Existe um equívoco entre roteiristas e escritores com personagens femininas. Enquanto os heróis sempre passam por provações duras e variadas, as mulheres frequentemente precisam ser alvo de abuso sexual para amadurecerem e se tornarem… Heroínas. Repare mesmo em séries que se passam dentro de uma prisão e retratam personagens masculinos, não acontece de alguém endurecer ou se tornar mais corajoso pelo estupro. Frequentemente, aliás, as vítimas são os personagens mais psicologicamente fracos.
Por que com mulheres vemos histórias com o estupro como um rito de transformação em heroína?

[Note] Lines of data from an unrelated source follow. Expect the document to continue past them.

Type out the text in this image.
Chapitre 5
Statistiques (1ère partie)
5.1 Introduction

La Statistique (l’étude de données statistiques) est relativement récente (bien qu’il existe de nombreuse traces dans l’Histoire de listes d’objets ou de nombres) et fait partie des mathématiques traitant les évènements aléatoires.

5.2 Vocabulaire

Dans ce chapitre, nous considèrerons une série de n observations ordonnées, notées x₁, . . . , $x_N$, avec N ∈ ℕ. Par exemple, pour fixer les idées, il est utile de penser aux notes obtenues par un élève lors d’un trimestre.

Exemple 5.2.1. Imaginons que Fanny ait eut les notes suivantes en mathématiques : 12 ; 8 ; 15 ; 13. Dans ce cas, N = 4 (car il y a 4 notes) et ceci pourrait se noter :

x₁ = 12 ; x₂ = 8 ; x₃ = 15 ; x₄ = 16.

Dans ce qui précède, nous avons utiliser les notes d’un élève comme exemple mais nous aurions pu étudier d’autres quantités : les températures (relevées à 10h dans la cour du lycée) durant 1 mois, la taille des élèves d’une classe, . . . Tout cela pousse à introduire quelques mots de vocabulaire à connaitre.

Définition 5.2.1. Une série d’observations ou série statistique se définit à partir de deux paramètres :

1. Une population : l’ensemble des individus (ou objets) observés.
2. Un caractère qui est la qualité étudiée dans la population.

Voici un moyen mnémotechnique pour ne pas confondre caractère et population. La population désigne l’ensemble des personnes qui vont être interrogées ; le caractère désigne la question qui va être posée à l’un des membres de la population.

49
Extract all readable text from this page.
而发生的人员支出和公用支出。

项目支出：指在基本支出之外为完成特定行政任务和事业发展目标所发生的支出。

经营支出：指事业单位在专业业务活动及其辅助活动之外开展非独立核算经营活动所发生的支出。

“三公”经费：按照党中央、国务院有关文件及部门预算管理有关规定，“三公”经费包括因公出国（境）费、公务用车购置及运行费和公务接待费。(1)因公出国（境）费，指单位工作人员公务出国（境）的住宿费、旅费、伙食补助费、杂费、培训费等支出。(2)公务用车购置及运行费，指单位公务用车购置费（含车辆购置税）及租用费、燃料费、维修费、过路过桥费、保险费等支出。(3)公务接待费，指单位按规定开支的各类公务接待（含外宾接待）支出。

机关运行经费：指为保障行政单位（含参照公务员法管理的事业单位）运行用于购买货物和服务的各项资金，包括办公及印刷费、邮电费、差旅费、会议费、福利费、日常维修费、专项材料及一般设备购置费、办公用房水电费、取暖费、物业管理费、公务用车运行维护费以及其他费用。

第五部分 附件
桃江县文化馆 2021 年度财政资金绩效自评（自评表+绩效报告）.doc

Sansa (Sophie Turner) inicia sua jornada em Game of Thrones como uma adolescente mimada, que não se dá bem com os irmãos. Nas temporadas seguintes é uma jovem assustada e reativa, vítima da manipulação de Mindinho (Aidan Gillen) e, enfim, da violência de Ramsay (Iwan Rheon).
É a partir de todos os abusos e dos estupros que sofre que Sansa evoluiu para se tornar uma personagem determinada e forte. Foge de seu algoz, retorna e retoma Winterfell. Mas ainda ouve dele o seguinte: “o que fiz sempre estará em você”. É verdade. Qualquer vítima de estupro tem marcas que não cicatrizam.
Só no Brasil, são mais de 160 estupros por dia o que deixa claro a gravidade do crime. Tudo isso vem de um ciclo de objetificação da mulher, a cultura do estupro. Game of Thrones é uma das melhores séries de todos os tempos e Sansa faz parte desse sucesso. Mas cabe uma séria reflexão se o arco dramático da personagem dependia disso. Em texto de 2017, Laura Vascouto aborda a questão com mais profundidade.
Nos livros de George R. R. Martin, Sansa foge do perigo vivendo no Vale e recebendo instrução com uma identidade falsa. Ela é preparada para liderar. Por que os produtores da série seguiram uma direção diferente?